1) “‘Black Panther’ Costume Designer Draws On ‘The Sacred Geometry Of Africa’” by Mallory Yu looks at the costuming details from the recent Marvel Blockbuster and how Wakanda’s Afro-futurism is grounded in the past. Colors, shapes, jewelry, and textures were pulled from tribes all over Africa, telling a story “of brilliance, royalty, intrigue…through clothing” (via NPR).
2) “The Curious Victorian Tradition of Making Art from Human Hair” by Allison Meier looks at how art crafted from hair—a 19th-century tradition in which tresses were braided into jewelry, looped to resemble flower petals, even ground up for use in pigments—remains frozen in time (via Artsy).
3) “How Japan Invented the ‘Caftie’” by Kevin Murray inquires into how selfie culture has affected how people take in works at museums and galleries (via Garland).
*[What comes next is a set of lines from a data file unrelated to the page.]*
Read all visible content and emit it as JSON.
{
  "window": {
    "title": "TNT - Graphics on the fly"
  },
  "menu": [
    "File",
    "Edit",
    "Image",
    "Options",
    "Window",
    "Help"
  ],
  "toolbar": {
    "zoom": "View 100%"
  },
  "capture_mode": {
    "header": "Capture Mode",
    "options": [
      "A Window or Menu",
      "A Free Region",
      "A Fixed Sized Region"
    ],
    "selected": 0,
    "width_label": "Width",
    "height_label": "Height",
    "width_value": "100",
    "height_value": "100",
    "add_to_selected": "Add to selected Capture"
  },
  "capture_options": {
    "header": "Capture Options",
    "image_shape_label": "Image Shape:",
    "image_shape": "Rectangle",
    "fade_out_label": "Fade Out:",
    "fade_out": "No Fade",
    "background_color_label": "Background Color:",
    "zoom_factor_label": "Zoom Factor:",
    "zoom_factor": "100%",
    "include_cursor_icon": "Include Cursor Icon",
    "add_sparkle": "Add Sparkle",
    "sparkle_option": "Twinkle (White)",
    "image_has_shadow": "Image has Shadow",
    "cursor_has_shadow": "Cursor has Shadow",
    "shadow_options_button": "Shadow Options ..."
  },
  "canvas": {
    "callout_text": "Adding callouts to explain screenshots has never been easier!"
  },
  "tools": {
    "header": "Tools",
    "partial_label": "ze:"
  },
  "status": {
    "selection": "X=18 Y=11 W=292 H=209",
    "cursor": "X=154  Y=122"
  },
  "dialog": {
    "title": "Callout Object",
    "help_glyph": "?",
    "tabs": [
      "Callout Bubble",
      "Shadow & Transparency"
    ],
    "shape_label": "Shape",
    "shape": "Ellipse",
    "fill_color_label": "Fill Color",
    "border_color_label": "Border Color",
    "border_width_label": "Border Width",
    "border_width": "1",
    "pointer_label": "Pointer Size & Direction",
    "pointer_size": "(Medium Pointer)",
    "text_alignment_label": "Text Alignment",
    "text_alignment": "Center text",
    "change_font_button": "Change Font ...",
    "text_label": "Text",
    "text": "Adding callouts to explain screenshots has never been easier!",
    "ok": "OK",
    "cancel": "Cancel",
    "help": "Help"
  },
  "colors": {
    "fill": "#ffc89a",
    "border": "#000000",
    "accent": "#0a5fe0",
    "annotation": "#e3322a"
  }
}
4) “Vogue Knitting Cover Girl Krysten Ritter Teaches Stephen Colbert the Art of the Craft” by Kelly Faircloth enjoys the moment when Ritter pauses her interview with Colbert to teach him how to knit (via Jezebel).
5) Finnish artist Raija Jokinen creates sculptural bodies out of flax, revealing the complicated relationship between the mind and body (via Colossal).
6) “Sheila Hicks Takes the Pompidou” by Lauren Collins highlights how the legendary 83-year-old textile artist filled the Parisian museum with bales and balls of her fibre art (via The New Yorker).
7) In “Jewelry as a Means to Reflect on the Essence of all things Surrounding Us” examines how contemporary art has a mission to interfere actively in the political, social, and environmental discourse, and how the exhibition Myths Jewellery commented on these themes (via UK Association for Contemporary Jewellery Magazine).
8) “The Little Art School That Could” by Kate Wallace spotlights how the New Brunswick College of Craft and Design has managed to attract more students now than at any other time in its 80-year history (via Canadian Art).
9) “Crafting New Material Vocabularies” by Susannah Schouweiler and Elizabeth Ginsberg highlights the creative process of Sheila Pepe who creates web-like installations of crocheted yarn, string, shoelaces, tow lines, and rope, which speak to art history, gender, architecture, political power, and family (via MMAA).
10) “Jodi Colella” by Ann Landi spotlights the SDA member and how she works with all manner of materials that extend the boundaries of what we think of as sculpture (via Vasari21).